The extent of Arctic sea ice is hitting record lows, making now as good a time as any to add more gear to monitor the ocean environment in the far North.
The University of Victoria’s Ocean Networks Canada consortium plans to install a underwater sea floor observatory in Cambridge Bay, Nunavut, this month.
The technology is similar to the group’s Neptune and Venus underwater observatories off the east and west coasts of Vancouver Island, although much smaller.
The Cambridge Bay observatory will hold devices measuring water salinity, temperature, pressure a high-resolution camera, and critically, an acoustic device that detects the thickness of ice. An onshore weather station will be linked to the system.
This collection of devices will be housed on a frame at the bottom of the bay at Cambridge Bay, linked to the shore via a fiber optic cable armored for cold temperatures. Ideally, and similar to the Neptune and Venus networks, this mini-observatory will stream live data to the world through the Internet, if the installation team can plug into an Internet connection.

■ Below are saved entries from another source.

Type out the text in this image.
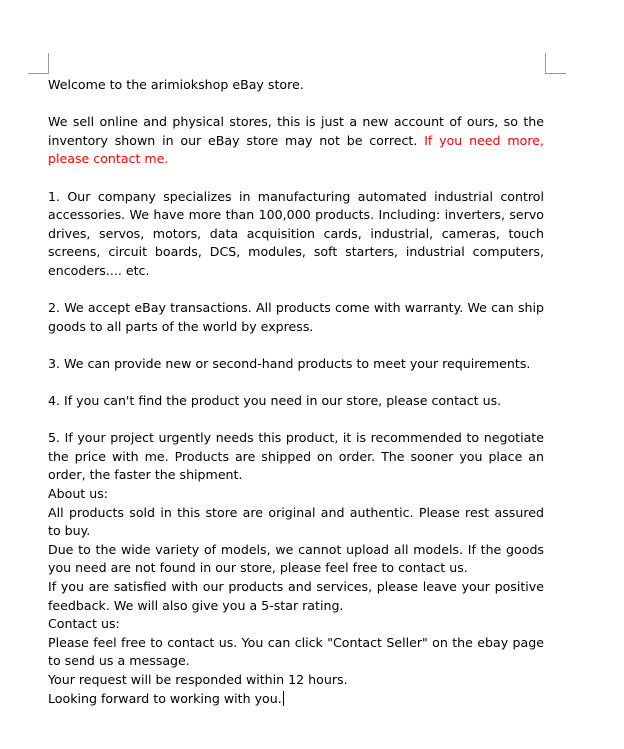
Welcome to the arimiokshop eBay store.

We sell online and physical stores, this is just a new account of ours, so the inventory shown in our eBay store may not be correct. If you need more, please contact me.

1. Our company specializes in manufacturing automated industrial control accessories. We have more than 100,000 products. Including: inverters, servo drives, servos, motors, data acquisition cards, industrial, cameras, touch screens, circuit boards, DCS, modules, soft starters, industrial computers, encoders.... etc.

2. We accept eBay transactions. All products come with warranty. We can ship goods to all parts of the world by express.

3. We can provide new or second-hand products to meet your requirements.

4. If you can't find the product you need in our store, please contact us.

5. If your project urgently needs this product, it is recommended to negotiate the price with me. Products are shipped on order. The sooner you place an order, the faster the shipment.

About us:

All products sold in this store are original and authentic. Please rest assured to buy.

Due to the wide variety of models, we cannot upload all models. If the goods you need are not found in our store, please feel free to contact us.

If you are satisfied with our products and services, please leave your positive feedback. We will also give you a 5-star rating.

Contact us:

Please feel free to contact us. You can click "Contact Seller" on the ebay page to send us a message.

Your request will be responded within 12 hours.

Looking forward to working with you.
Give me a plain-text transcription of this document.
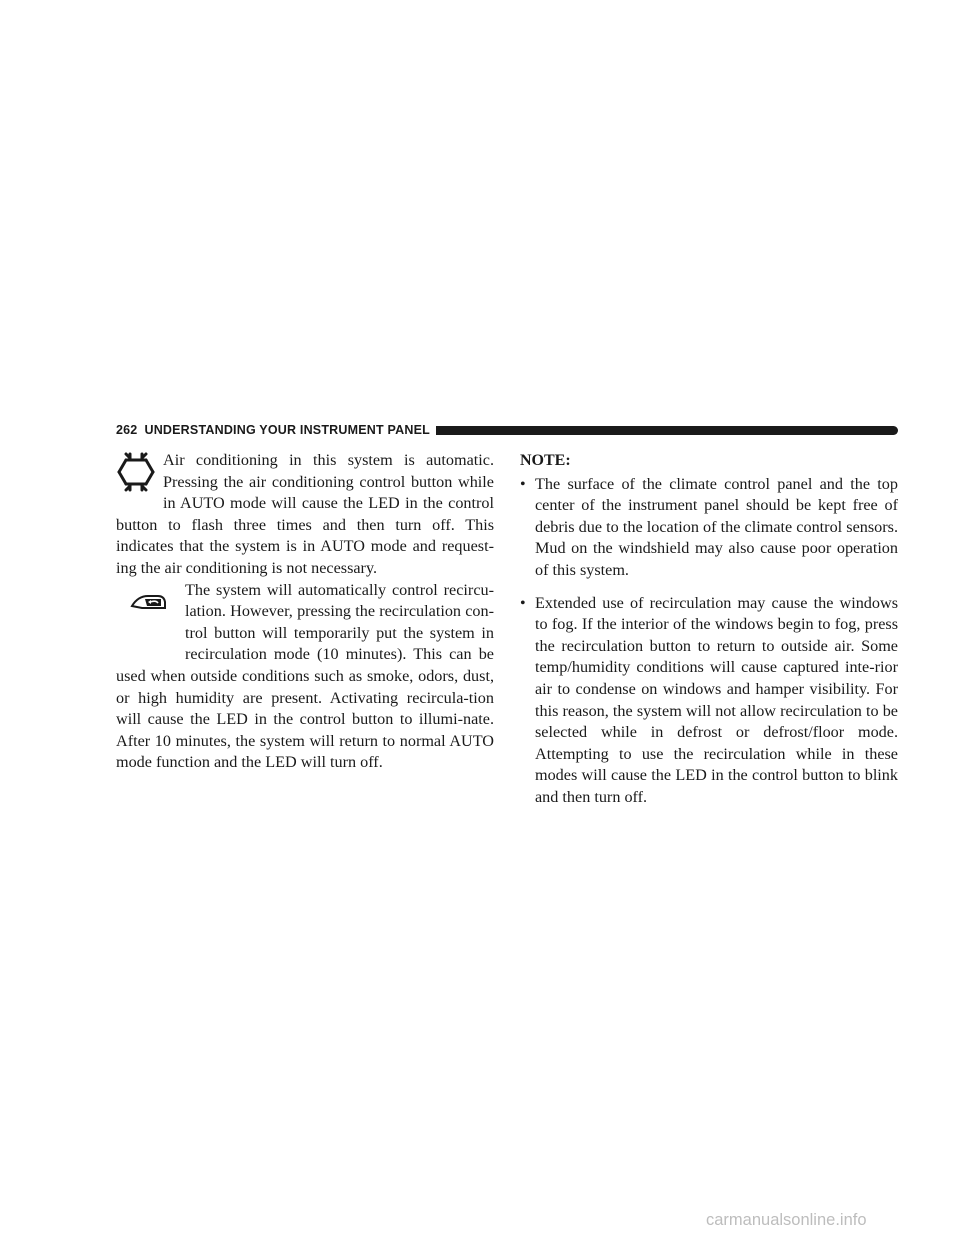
262 UNDERSTANDING YOUR INSTRUMENT PANEL

Air conditioning in this system is automatic.

Pressing the air conditioning control button while

in AUTO mode will cause the LED in the control

button to flash three times and then turn off. This indicates that the system is in AUTO mode and request-ing the air conditioning is not necessary.

The system will automatically control recircu-

lation. However, pressing the recirculation con-

trol button will temporarily put the system in

recirculation mode (10 minutes). This can be

used when outside conditions such as smoke, odors, dust, or high humidity are present. Activating recircula-tion will cause the LED in the control button to illumi-nate. After 10 minutes, the system will return to normal AUTO mode function and the LED will turn off.

NOTE:
• The surface of the climate control panel and the top center of the instrument panel should be kept free of debris due to the location of the climate control sensors. Mud on the windshield may also cause poor operation of this system.
• Extended use of recirculation may cause the windows to fog. If the interior of the windows begin to fog, press the recirculation button to return to outside air. Some temp/humidity conditions will cause captured inte-rior air to condense on windows and hamper visibility. For this reason, the system will not allow recirculation to be selected while in defrost or defrost/floor mode. Attempting to use the recirculation while in these modes will cause the LED in the control button to blink and then turn off.
carmanualsonline.info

“Is a challenge,” admits Kate Moran, director of Ocean Networks Canada. “There’s not great communications there. We are working with the Nunavut government to hook into their Internet system.”

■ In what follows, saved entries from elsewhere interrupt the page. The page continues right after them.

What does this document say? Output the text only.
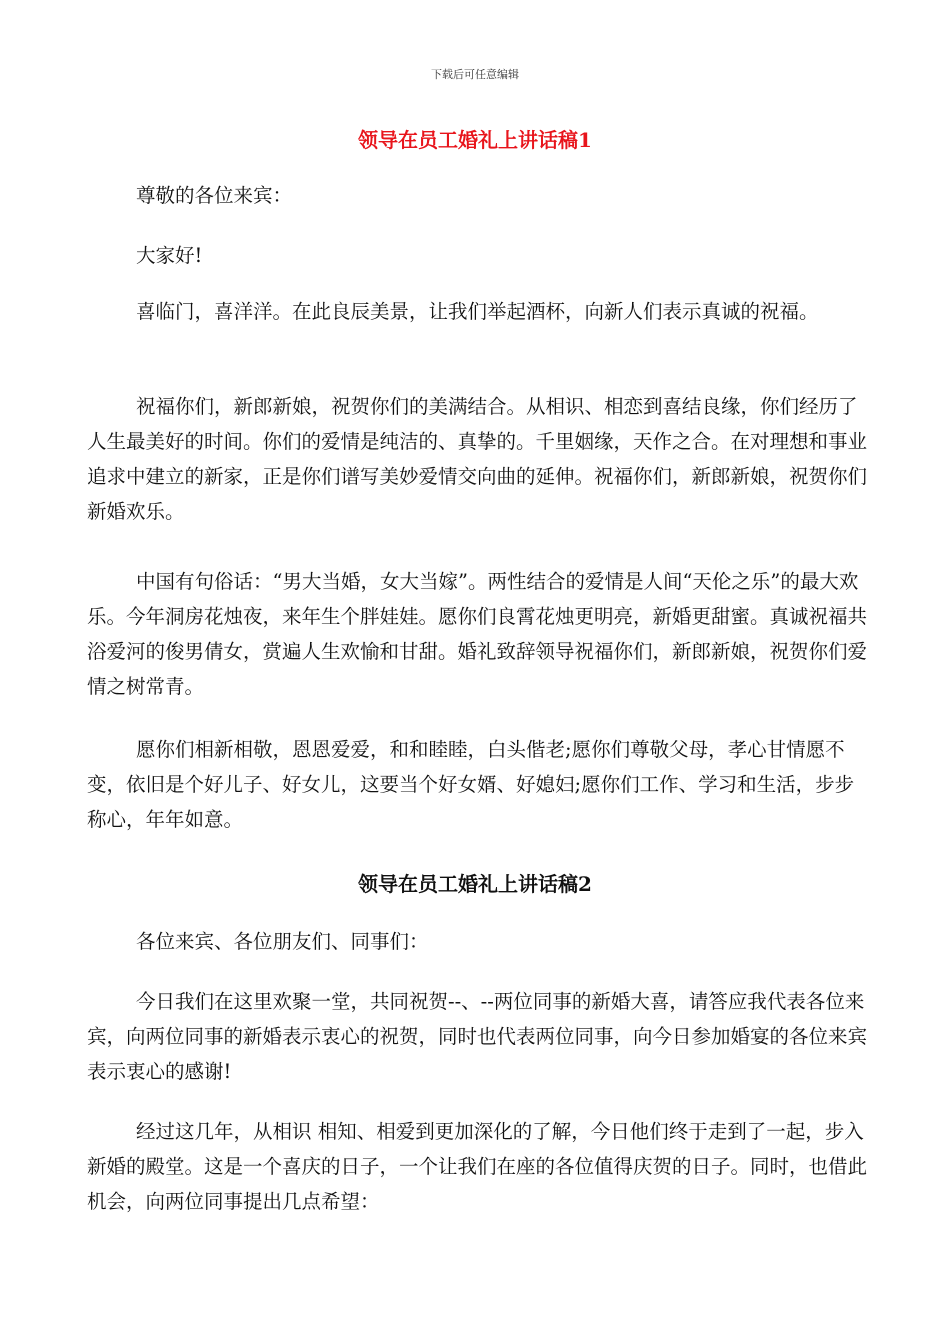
下载后可任意编辑
领导在员工婚礼上讲话稿1

尊敬的各位来宾：

大家好!

喜临门，喜洋洋。在此良辰美景，让我们举起酒杯，向新人们表示真诚的祝福。

祝福你们，新郎新娘，祝贺你们的美满结合。从相识、相恋到喜结良缘，你们经历了人生最美好的时间。你们的爱情是纯洁的、真挚的。千里姻缘，天作之合。在对理想和事业追求中建立的新家，正是你们谱写美妙爱情交向曲的延伸。祝福你们，新郎新娘，祝贺你们新婚欢乐。

中国有句俗话：“男大当婚，女大当嫁”。两性结合的爱情是人间“天伦之乐”的最大欢乐。今年洞房花烛夜，来年生个胖娃娃。愿你们良霄花烛更明亮，新婚更甜蜜。真诚祝福共浴爱河的俊男倩女，赏遍人生欢愉和甘甜。婚礼致辞领导祝福你们，新郎新娘，祝贺你们爱情之树常青。

愿你们相新相敬，恩恩爱爱，和和睦睦，白头偕老;愿你们尊敬父母，孝心甘情愿不变，依旧是个好儿子、好女儿，这要当个好女婿、好媳妇;愿你们工作、学习和生活，步步称心，年年如意。

领导在员工婚礼上讲话稿2

各位来宾、各位朋友们、同事们：

今日我们在这里欢聚一堂，共同祝贺--、--两位同事的新婚大喜，请答应我代表各位来宾，向两位同事的新婚表示衷心的祝贺，同时也代表两位同事，向今日参加婚宴的各位来宾表示衷心的感谢!

经过这几年，从相识 相知、相爱到更加深化的了解，今日他们终于走到了一起，步入新婚的殿堂。这是一个喜庆的日子，一个让我们在座的各位值得庆贺的日子。同时，也借此机会，向两位同事提出几点希望：
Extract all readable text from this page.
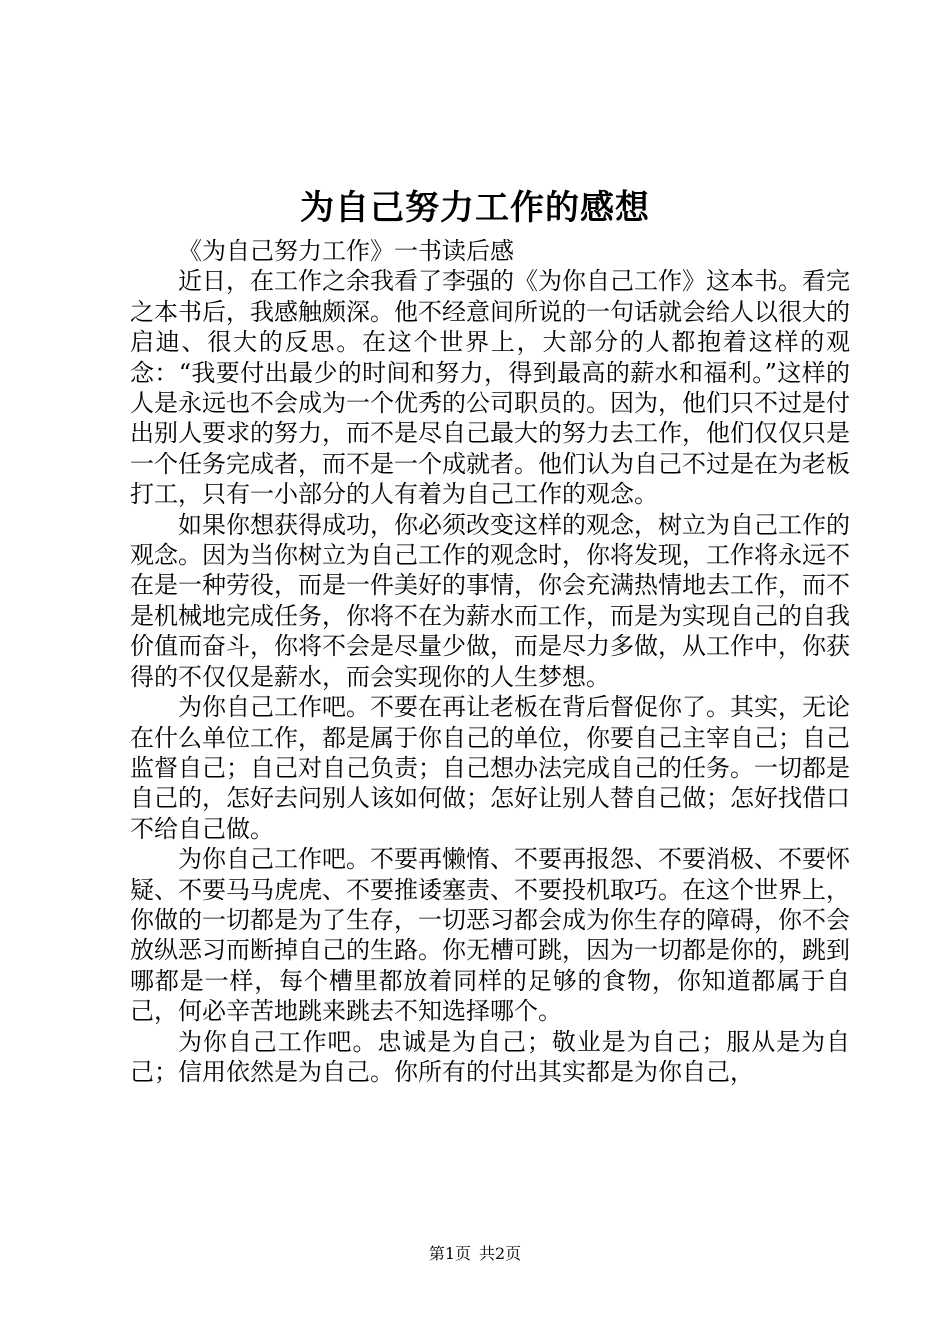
为自己努力工作的感想

《为自己努力工作》一书读后感

近日，在工作之余我看了李强的《为你自己工作》这本书。看完之本书后，我感触颇深。他不经意间所说的一句话就会给人以很大的启迪、很大的反思。在这个世界上，大部分的人都抱着这样的观念：“我要付出最少的时间和努力，得到最高的薪水和福利。”这样的人是永远也不会成为一个优秀的公司职员的。因为，他们只不过是付出别人要求的努力，而不是尽自己最大的努力去工作，他们仅仅只是一个任务完成者，而不是一个成就者。他们认为自己不过是在为老板打工，只有一小部分的人有着为自己工作的观念。

如果你想获得成功，你必须改变这样的观念，树立为自己工作的观念。因为当你树立为自己工作的观念时，你将发现，工作将永远不在是一种劳役，而是一件美好的事情，你会充满热情地去工作，而不是机械地完成任务，你将不在为薪水而工作，而是为实现自己的自我价值而奋斗，你将不会是尽量少做，而是尽力多做，从工作中，你获得的不仅仅是薪水，而会实现你的人生梦想。

为你自己工作吧。不要在再让老板在背后督促你了。其实，无论在什么单位工作，都是属于你自己的单位，你要自己主宰自己；自己监督自己；自己对自己负责；自己想办法完成自己的任务。一切都是自己的，怎好去问别人该如何做；怎好让别人替自己做；怎好找借口不给自己做。

为你自己工作吧。不要再懒惰、不要再报怨、不要消极、不要怀疑、不要马马虎虎、不要推诿塞责、不要投机取巧。在这个世界上，你做的一切都是为了生存，一切恶习都会成为你生存的障碍，你不会放纵恶习而断掉自己的生路。你无槽可跳，因为一切都是你的，跳到哪都是一样，每个槽里都放着同样的足够的食物，你知道都属于自己，何必辛苦地跳来跳去不知选择哪个。

为你自己工作吧。忠诚是为自己；敬业是为自己；服从是为自己；信用依然是为自己。你所有的付出其实都是为你自己，

第1页 共2页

Cambridge Bay is slated as the home of the Canadian High Arctic Research Station, announced by the federal government in 2007, but the project is yet to break ground. Installing the mini-observatory will introduce residents to the kind of science involved in the Arctic, and will allow a number to become trained in installation maintenance of the devices.
“There’s been announcements about the Canadian High Arctic Research Station, but nothing is in place. This will help the community learn about (this technology) and allow us to test how to handle remote data,” Moran said.

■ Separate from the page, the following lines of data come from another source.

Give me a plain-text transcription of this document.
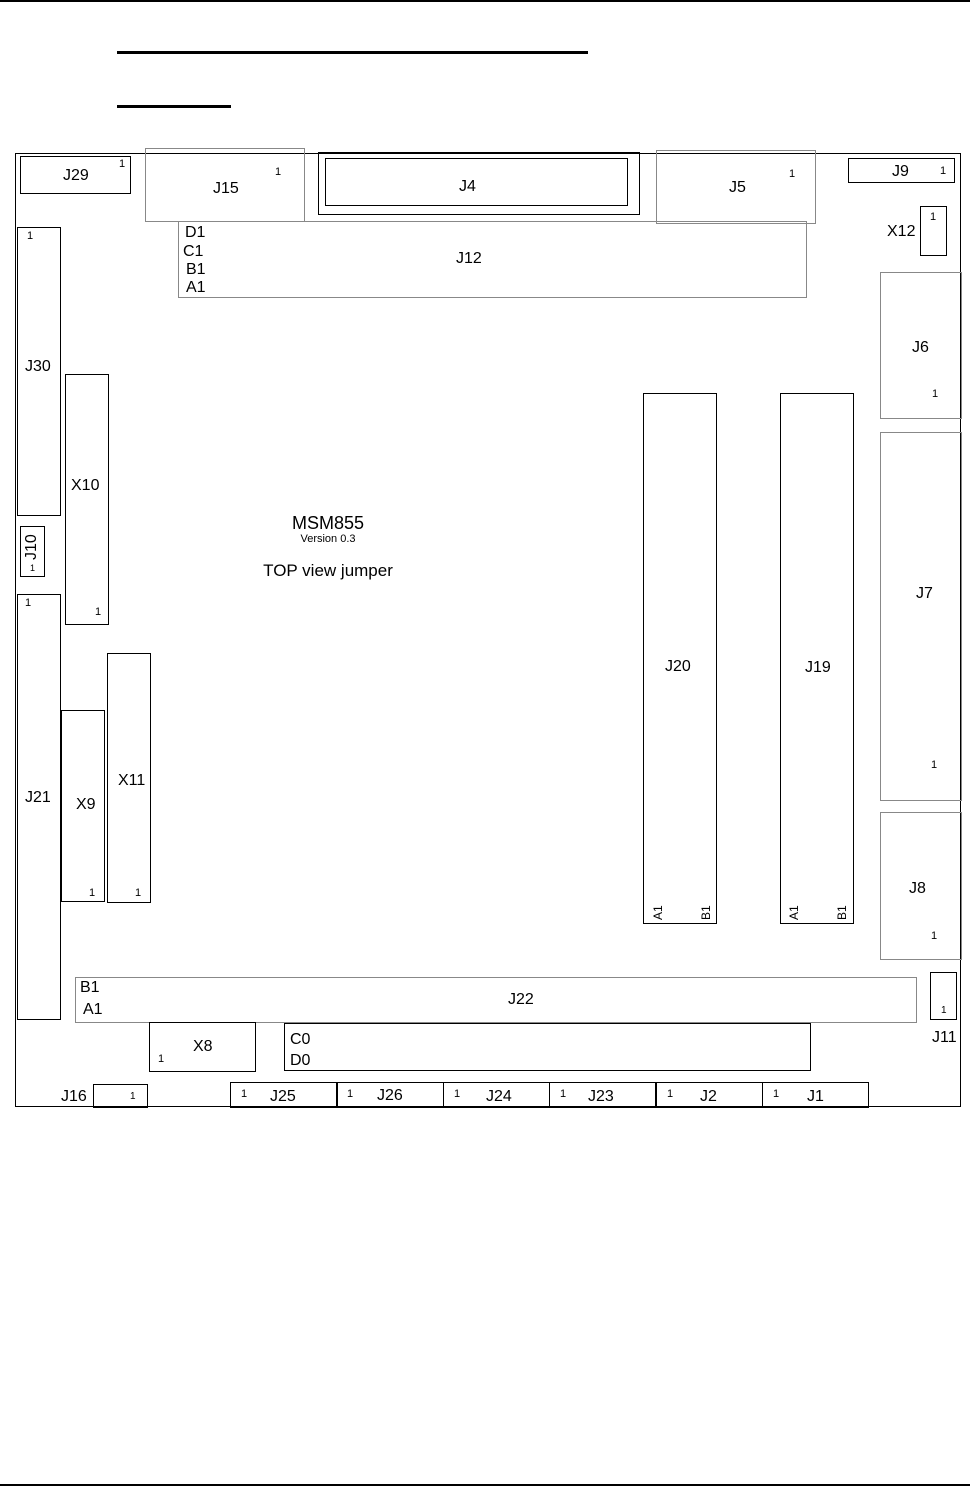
MSM855
Version 0.3
TOP view jumper
J29
1
J15
1
J4	J5
1	J9	1
X12
1
J12
D1
C1
B1
A1
J30
1
X10
1
J10
1
J21
1
X9
1
X11
1
J6
1
J7
1
J8
1
J20
A1	B1
J19
A1	B1
J22
B1
A1
J11
1
X8
1
C0
D0
J16	1	1 J25	1 J26	1 J24	1 J23	1 J2	1 J1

“It’s a small system, but there a lot of support from all levels of the federal government.”
The observatory will contribute data and better understanding of changes in sea ice and the Arctic marine environment. Moran, an expert in Arctic environments, said the permanent loss of sea ice could have profound impacts on global weather systems, such as shifting stable pockets of cold air from the Arctic to more southern latitudes.
“We need more measurements in the Arctic for better predictions of weather patterns and long term loss of sea ice,” she said. “The significance of having continuous monitoring of the Arctic Ocean cannot be overstated.”
The UVic observator will feed data to the U.S. National Snow and Ice Data Centre, which closely monitoris Arctic sea ice levels.
The project also aims to connect the school in Cambridge Bay with Brentwood College in Brentwood Bay, which aslo hosts an UVic ocean observatory. “It’s a neat educational tool students in both environments can talk about what they are learning,” Moran said.